Fixed events

Fixed events are always audited when auditing is enabled and cannot be altered. Therefore, when auditing is enabled, the system-wide event mask will always contain the fixed events. The fixed events, which are intentionally limited to a subset of all auditable events, include

• all actions relating to the audit subsystem itself

• all attempts to change the system date

• all actions relating to group and user attributes

• all definitions and deletions of MAC level names and LIDs on systems that have the Enhanced Security Utilities installed

  ---

  NOTE: MAC and LID events are recorded only in log files generated on systems running UNIX System V Release 4.1 Enhanced Security, or UNIX System V Release 4.2MP, with the Enhanced Security Utilities installed.
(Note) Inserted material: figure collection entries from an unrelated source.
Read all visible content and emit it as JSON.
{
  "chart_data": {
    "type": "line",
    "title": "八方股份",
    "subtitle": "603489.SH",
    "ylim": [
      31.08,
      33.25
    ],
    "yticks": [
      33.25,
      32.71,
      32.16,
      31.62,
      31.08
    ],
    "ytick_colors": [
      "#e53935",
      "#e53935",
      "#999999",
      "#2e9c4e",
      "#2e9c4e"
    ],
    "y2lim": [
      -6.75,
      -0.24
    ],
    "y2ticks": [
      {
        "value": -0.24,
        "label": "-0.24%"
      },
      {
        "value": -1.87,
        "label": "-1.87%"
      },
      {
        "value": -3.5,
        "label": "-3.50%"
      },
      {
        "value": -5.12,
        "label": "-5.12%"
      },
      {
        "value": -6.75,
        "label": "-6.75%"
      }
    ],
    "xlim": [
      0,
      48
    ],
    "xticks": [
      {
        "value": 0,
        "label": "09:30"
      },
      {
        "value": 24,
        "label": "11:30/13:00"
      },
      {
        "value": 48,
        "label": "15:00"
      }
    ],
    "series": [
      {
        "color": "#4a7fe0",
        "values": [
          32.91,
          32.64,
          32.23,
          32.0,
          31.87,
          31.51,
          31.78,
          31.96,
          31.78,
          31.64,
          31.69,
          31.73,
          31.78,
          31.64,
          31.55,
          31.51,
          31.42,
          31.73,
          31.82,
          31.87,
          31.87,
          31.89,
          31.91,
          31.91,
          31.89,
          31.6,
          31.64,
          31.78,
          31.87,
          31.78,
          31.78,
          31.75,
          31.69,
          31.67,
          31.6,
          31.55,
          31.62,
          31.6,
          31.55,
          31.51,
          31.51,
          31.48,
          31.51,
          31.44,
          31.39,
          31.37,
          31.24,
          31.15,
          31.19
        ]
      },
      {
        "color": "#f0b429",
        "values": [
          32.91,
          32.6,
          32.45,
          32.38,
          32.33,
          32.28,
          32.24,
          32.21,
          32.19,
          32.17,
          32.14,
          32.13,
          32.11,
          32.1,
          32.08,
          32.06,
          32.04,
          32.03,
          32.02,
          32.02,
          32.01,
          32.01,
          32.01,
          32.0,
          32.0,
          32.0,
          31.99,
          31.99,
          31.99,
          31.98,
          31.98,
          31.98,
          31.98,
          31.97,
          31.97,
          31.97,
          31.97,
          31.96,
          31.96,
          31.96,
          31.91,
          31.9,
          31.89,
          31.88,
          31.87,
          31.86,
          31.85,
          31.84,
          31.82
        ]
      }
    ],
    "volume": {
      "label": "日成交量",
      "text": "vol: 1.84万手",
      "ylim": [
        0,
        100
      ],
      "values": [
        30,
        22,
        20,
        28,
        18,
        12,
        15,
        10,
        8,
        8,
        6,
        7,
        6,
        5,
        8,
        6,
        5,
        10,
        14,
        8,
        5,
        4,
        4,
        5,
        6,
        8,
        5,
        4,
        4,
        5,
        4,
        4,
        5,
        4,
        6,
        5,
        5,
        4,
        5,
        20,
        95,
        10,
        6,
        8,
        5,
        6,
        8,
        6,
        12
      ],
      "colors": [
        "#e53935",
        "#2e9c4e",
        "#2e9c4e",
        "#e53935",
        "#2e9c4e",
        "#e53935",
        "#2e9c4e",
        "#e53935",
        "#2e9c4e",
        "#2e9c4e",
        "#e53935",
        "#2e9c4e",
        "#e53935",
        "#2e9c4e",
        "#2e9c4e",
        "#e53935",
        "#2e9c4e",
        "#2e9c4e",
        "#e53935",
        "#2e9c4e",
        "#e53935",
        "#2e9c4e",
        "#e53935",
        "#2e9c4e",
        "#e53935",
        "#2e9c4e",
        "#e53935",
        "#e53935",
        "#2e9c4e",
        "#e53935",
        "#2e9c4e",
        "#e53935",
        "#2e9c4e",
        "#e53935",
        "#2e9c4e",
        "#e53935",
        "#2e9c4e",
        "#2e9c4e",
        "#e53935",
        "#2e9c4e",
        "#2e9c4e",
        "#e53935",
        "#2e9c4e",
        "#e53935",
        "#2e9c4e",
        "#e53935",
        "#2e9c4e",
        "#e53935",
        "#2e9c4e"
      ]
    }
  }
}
Unless you are processing a log file from a system running one of these releases, you will not see these events.

  ---

• changes of init states

For each event, the following table lists the event, a brief description of the event, the name of the command or system call that triggers the event, and an indication if the event may be used for object level auditing.

Fixed events

Event	Description	Manual page	Object audit
add_grp	adding groups	groupadd(1M)	N
add_usr	adding user attributes	useradd(1M)	N
add_usr_grp	adding group members	useradd(1M), usermod(1M)	N
audit_buf	set audit buffer attributes	auditbuf(2)	N
audit_ctl	enable or disable auditing	auditoff(1M), auditon(1M), auditctl(2)	N
audit_dmp	auditdmp failures	auditdmp(2)	N
audit_evt	set auditable events	auditset(1M), auditevt(2)	N
audit_log	set log file attributes	auditlog(1M), auditlog(2)	N
audit_map	create audit map file	auditmap(1M)	N
date	change the date	adjtime(2), stime(2), settimeofday(2)	N
init	change of init state	init(1M)	N
mod_grp	change group information	groupmod(1M)	N
mod_usr	change user information	usermod(1M)	N

 -------------------------------------------------------------------------
| Event      | Description                | Manual page    | Object audit|
|------------|----------------------------|----------------|-------------|
| add_grp    | adding groups              | groupadd(1M)   | N           |
|------------|----------------------------|----------------|-------------|
| add_usr    | adding user attributes     | useradd(1M)    | N           |
|------------|----------------------------|----------------|-------------|
| add_usr_grp| adding group members       | useradd(1M)    | N           |
|            |                            | usermod(1M)    |             |
|------------|----------------------------|----------------|-------------|
| audit_buf  | set audit buffer attributes| auditbuf(2)    | N           |
|------------|----------------------------|----------------|-------------|
| audit_ctl  | enable or disable auditing | auditoff(1M)   | N           |
|            |                            | auditon(1M)    |             |
|            |                            | auditctl(2)    |             |
|------------|----------------------------|----------------|-------------|
| audit_dmp  | auditdmp failures          | auditdmp(2)    | N           |
|------------|----------------------------|----------------|-------------|
| audit_evt  | set auditable events       | auditset(1M)   | N           |
|            |                            | auditevt(2)    |             |
|------------|----------------------------|----------------|-------------|
| audit_log  | set log file attributes    | auditlog(1M)   | N           |
|            |                            | auditlog(2)    |             |
|------------|----------------------------|----------------|-------------|
| audit_map  | create audit map file      | auditmap(1M)   | N           |
|------------|----------------------------|----------------|-------------|
| date       | change the date            | adjtime(2)     | N           |
|            |                            | stime(2)       |             |
|            |                            | settimeofday(2)|             |
|------------|----------------------------|----------------|-------------|
| init       | change of init state       | init(1M)       | N           |
|------------|----------------------------|----------------|-------------|
| mod_grp    | change group information   | groupmod(1M)   | N           |
|------------|----------------------------|----------------|-------------|
| mod_usr    | change user information    | usermod(1M)    | N           |
|------------|----------------------------|----------------|-------------|

The audit_buf, audit_ctl, audit_dmp, audit_evt, audit_log, and audit_map events are recorded to ensure that you can always verify the state of the auditing subsystem and the correctness of the log file. The date of an event is an important part of the audit record. Therefore, all changes to the system date (the date event) are recorded to ensure the integrity of the audit records. The add_grp, add_usr, add_usr_grp, mod_grp, and mod_usr events are recorded to ensure that you can always verify the accuracy of the user and group attributes recorded in the audit event log file.

If any of the user or group information changes on the system, the auditor should execute the auditmap command to create new audit map files. However, please note that any modification to the audit map files may result in failure to translate previously recorded audit data. Therefore, you should complete processing of previously recorded data before altering the audit map files.

An audit record generated by a fixed event will always contain the ``common'' data. Fixed events do not involve objects; therefore, no ``object'' data is recorded. auditrpt(1M) contains a description of the ``unique'' data recorded for each fixed event.